こんにちは。システムエンジニア経験者の税理士 石川幸恵です。
令和6年1月1日以降に電子データでやり取りした請求書や領収書はデータのまま保存しなければなりません。これは、上場企業から個人事業者まで、ほぼすべての事業者が対象です。しかも、ただ保存してあれば良い、というわけではなく、保存方法に決まりがあります。国税庁が公表している資料「電子帳簿保存法一問一答【電子取引関係】」を中心に、どんな準備をすればよいか確認してみましょう。
なお、意見の部分はすべて私見であり、後日訂正する可能性があります。
電子取引に該当するかどうか?○×クイズで確認してみましょう!
Q1 | 電子メールにより受領した請求書や領収書等のデータ(PDFファイル等)は電子取引に該当する? | ○ | 問4 |
Q2 | 電子データで受け取った場合に保存しなければならないのは請求書と領収書だけで、見積書はいらない? | × | 問2 |
Q3 | 電子データで受け取ったものだけを保存すればよく、送ったものはいらない? | × | 問2 |
Q4 | 電子メールの本文に取引情報を直接記載するのは電子取引に該当する? | ○ | 問4 |
Q5 | インターネットのホームページからダウンロードした請求書や領収書等のデータ、ホームページに表示される請求書や領収書等のスクリーンショットは電子取引に該当する? | ○ | 問4 |
Q6 | クレジットカードの利用明細データをダウンロードするのは電子取引ではない? | × | 問4 |
Q7 | クレジットカードの利用明細データがあれば、クレジットカードを使ったときの領収書(紙、データ含め)は必要ない? | × | 問4 |
Q8 | コンビニエンスストアで消耗品を購入し、交通系ICカードで決済した。これは電子取引だからレジで領収書やレシートをもらう必要はない? | × | |
Q9 | e-Taxで電子納税を行った場合の受信通知は電子取引データに該当する? | × | 問8 |
Q10 | インターネットバンキングを利用した振込は電子取引データに該当する? | ○ | 問9 |
Q11 | ATMを利用した振り込みは機械を使っているから電子取引に該当する? | × | 問9 |
Q12 | 従業員が会社の経費等を立て替えた場合に、支払先から領収書を電子データで受領した場合は電子取引に該当する? | ○ | 問10 |
Q13 | 締め後すぐに電子データで請求書をもらい、その後、そのデータを印刷した紙を郵送してもらっています。
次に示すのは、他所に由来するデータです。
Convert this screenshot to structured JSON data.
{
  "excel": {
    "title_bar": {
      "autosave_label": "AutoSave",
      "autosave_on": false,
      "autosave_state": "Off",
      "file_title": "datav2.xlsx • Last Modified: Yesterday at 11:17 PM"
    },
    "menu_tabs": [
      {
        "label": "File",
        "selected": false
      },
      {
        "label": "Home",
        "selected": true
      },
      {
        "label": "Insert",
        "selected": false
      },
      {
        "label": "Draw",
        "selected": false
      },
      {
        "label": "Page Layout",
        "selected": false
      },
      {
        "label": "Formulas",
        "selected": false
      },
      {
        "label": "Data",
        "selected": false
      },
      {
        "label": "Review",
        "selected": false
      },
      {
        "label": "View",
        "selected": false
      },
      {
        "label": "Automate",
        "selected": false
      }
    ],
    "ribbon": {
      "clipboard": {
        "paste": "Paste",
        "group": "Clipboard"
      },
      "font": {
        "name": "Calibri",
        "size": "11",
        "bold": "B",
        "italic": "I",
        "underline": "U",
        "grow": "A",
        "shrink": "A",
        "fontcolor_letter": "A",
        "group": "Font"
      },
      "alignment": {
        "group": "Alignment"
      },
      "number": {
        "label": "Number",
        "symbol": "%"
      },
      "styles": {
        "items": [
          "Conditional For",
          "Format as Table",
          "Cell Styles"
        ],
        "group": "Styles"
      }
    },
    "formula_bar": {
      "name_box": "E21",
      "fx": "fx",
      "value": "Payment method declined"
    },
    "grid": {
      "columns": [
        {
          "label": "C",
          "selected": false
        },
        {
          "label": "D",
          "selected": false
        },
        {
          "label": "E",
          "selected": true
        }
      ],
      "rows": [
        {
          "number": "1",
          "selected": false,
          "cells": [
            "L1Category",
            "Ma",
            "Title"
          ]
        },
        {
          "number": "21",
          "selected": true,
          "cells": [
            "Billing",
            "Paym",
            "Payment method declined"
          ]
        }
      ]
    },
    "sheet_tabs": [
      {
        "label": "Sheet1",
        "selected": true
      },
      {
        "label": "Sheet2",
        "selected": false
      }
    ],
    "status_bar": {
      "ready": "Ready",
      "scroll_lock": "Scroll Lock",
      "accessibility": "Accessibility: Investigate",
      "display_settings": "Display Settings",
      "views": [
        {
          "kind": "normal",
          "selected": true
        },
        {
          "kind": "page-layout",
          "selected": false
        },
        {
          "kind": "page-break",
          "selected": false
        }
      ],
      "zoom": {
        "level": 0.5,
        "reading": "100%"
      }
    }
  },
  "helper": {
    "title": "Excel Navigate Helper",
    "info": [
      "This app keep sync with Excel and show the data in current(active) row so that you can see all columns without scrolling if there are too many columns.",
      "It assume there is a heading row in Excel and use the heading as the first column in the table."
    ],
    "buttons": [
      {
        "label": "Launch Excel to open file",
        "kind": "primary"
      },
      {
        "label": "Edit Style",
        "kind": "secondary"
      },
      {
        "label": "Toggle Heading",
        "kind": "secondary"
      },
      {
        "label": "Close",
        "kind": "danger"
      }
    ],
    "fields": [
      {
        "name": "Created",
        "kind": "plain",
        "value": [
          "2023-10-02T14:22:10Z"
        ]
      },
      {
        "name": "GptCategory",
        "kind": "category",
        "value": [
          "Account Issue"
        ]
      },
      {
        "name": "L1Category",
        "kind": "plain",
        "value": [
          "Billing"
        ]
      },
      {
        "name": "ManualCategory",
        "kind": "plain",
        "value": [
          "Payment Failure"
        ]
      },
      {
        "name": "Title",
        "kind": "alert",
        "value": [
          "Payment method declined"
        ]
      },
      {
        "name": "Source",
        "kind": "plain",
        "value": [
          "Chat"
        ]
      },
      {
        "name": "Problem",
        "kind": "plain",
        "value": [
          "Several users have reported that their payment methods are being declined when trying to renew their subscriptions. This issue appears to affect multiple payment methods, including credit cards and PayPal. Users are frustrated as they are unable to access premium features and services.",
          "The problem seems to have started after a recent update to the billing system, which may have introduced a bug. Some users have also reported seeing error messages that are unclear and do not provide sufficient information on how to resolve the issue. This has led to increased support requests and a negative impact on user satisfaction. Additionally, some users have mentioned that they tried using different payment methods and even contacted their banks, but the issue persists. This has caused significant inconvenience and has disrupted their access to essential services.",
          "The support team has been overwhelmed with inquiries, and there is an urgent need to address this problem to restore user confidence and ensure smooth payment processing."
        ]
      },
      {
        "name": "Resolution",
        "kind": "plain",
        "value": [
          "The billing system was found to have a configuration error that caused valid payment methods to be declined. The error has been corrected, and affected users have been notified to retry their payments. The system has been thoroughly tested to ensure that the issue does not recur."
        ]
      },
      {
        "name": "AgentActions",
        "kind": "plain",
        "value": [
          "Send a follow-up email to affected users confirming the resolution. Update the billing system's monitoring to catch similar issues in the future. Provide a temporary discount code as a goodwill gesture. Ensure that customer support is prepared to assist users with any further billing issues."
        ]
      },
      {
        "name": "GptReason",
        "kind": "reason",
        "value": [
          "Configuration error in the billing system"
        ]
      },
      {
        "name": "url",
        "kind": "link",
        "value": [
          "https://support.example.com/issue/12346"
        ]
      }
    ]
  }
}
この場合も電子データの保存は必須? | × | 問14 |
Q14 | ○○Payにチャージをするのは電子取引? | ? | 問7? |
Q15 | コンビニで消耗品を購入し、○○Payで決済したときはスマートフォンのスクリーンショットが必要? | ? | 問7? |
解説
○以外だけ解説します。
Q2・Q3
取引に関する注文書、契約書、送り状、領収書、見積書その他これらに準ずる書類すべてです。送る方も送られる方も対象です。
Q6
クレジットカードの利用明細データをダウンロードするのは電子取引です。
Q7
クレジットカードの利用明細データは、クレジットカード会社と利用者の間の取引であって、お店で品物を買ったり、サービスを受けたりという取引とは別物です。ですから、クレジットカードの利用明細データを保存してあっても、お店からの領収書は紙であれデータであれ、必ずもらって保存する必要があります。
Q8
レジでレシートをもらうことができますから電子取引ではありません。
出典:<東京会提供研修>電子帳簿保存法~パソコン初心者が行う電子データ保存~
配信期間 令和4年年10月7日~令和7年10月6日
Q9
電子納税は納税者が日本銀行に納付する仕組みであるので、税務署が領収書を交付する立場にはなく、受信通知は領収書に該当しないので保存する必要はありません。一方で、税務署の窓口で現金納付した場合の領収証書は保存すべき書類に該当します。
Q11
ATMで振り込んだときに小さい紙が出てきますよね。その紙があるので、電子取引には該当しません。
Q13
「電子データと紙の内容が同じである場合、紙を正本としましょう」と社内で取り決めている場合は、電子データの保存は不要です。
Q14・15
正直なところ、疑問に思っています。
コンビニで品物を買った際にはレジでレシートをもらえますが、これはコンビニとの取引であり、スマホアプリの決済事業者との取引ではありません(上記Q6、7と同様)。一問一答の問7は「アプリ提供事業者から利用明細等を受領する行為は電子取引になる」とされていますが、アプリ提供事業者から利用明細としてダウンロードできるようなものはなく、決済時の利用画面程度です。果たしてこの利用画面のスクリーンショットが必要なのか?
新しいことが分かり次第、掲載します。